At a Ukrainian military checkpoint outside of Kyiv, soldiers and officers said they did not believe Russian forces had abandoned the capital.

“What does it mean to significantly reduce combat operations in the Kyiv and Chernihiv areas?” asked Brig. Gen. Valeriy Embakov. “Does that mean 100 rockets will be fired at Kyiv or something else instead of 200?”

NATO Secretary General Jens Stoltenberg said intelligence agencies indicate Russia is not scaling back its military operations in Ukraine, but instead is trying to regroup, increase its armed forces and step up its offensive in Donbass.

“Russia has repeatedly lied about its intentions,” Stoltenberg said. At the same time, the pressure on Kyiv and other cities will be maintained, and “we can count on additional offensive actions that will bring even more suffering.”

Donbass is the predominantly Russian-speaking industrial region where Moscow-backed separatists have been fighting Ukrainian forces since 2014. In recent days, in an apparent shift in its war aims, the Kremlin has said that its “main objective” is now gaining control of the Donbass, which consists of the Donetsk and Luhansk regions, including Mariupol.

The top rebel leader in Donetsk, Denis Pushilin, issued an order to set up a rival city government for Mariupol, according to Russian state news outlets, as a sign of Russia’s intention to hold and govern the city.

With talks between Ukraine and Russia set to resume via video, there seemed little confidence that the two sides would resolve the conflict any time soon.

Russian President Vladimir Putin said the conditions are not “ripe” for a ceasefire and he is not ready to meet Zelenskyy until negotiators do more work, Italian Prime Minister Mario Draghi said after a phone call with the Russian leader .
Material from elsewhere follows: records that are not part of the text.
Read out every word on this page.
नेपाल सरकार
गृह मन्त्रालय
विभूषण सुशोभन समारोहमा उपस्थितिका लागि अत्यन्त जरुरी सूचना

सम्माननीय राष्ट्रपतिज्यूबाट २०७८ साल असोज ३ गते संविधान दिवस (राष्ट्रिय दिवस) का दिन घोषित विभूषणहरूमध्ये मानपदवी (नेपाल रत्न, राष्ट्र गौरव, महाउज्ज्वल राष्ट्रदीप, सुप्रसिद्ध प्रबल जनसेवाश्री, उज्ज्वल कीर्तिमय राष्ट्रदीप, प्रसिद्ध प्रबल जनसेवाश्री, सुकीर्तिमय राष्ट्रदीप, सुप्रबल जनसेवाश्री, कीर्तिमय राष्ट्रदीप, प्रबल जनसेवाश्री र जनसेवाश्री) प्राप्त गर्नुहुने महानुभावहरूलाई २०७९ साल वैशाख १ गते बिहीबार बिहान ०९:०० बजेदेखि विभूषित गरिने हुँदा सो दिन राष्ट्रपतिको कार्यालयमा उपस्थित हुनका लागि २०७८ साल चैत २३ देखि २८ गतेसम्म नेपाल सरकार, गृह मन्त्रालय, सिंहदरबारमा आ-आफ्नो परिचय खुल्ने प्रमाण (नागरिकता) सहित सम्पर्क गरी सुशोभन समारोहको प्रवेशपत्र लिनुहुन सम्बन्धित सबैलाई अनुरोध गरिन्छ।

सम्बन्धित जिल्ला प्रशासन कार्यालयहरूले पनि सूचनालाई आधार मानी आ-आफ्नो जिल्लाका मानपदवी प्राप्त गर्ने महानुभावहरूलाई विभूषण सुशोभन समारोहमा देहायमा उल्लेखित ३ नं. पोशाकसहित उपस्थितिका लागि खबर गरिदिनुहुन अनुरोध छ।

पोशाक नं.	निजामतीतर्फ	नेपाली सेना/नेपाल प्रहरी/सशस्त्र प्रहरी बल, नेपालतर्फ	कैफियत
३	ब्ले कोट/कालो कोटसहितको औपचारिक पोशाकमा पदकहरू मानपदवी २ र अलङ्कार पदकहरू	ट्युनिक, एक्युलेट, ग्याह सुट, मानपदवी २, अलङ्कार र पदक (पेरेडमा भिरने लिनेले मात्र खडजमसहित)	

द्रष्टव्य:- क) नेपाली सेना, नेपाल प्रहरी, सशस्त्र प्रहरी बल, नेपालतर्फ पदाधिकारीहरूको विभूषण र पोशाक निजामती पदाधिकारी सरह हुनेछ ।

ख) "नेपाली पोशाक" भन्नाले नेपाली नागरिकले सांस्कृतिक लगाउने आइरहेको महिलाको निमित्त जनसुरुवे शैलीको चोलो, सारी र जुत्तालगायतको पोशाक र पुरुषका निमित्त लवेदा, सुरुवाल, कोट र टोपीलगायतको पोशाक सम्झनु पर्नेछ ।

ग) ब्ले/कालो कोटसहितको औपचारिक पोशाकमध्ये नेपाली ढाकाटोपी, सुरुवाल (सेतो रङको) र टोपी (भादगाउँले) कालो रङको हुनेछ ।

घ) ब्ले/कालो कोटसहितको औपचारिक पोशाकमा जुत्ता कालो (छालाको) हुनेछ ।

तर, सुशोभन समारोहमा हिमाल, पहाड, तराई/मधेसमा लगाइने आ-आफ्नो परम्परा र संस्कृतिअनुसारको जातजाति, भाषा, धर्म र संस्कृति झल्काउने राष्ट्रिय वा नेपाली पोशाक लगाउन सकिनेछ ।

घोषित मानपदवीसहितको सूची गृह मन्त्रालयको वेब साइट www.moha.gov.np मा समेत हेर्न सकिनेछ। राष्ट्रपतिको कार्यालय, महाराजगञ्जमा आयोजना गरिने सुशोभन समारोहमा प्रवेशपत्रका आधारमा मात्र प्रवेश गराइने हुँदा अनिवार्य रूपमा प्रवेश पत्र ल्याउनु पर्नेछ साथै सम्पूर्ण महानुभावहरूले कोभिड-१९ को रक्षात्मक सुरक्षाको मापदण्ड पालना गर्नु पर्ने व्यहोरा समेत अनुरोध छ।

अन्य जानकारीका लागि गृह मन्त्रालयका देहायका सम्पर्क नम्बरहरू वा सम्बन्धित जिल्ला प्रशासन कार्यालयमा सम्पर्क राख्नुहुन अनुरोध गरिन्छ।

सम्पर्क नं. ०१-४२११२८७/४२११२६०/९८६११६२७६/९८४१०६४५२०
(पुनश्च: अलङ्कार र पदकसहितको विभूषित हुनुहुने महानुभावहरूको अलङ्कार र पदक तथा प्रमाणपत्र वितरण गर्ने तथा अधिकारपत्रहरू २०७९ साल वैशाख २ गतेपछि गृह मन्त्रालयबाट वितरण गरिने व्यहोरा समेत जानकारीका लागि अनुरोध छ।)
As Western officials search for clues to Russia’s next move, a senior British intelligence official said demoralized Russian soldiers in Ukraine are refusing to obey orders and are sabotaging their equipment, accidentally shooting down their own planes.

US intelligence officials have concluded that Putin is being misinformed by his advisers about how bad the war is going because they are afraid to tell him the truth.

Kremlin spokesman Dmitry Peskov said the US was wrong and “neither the State Department nor the Pentagon has the real information about what’s going on in the Kremlin.”

Karmanau reported from Lemberg, Ukraine. Associated Press journalists around the world contributed to this report.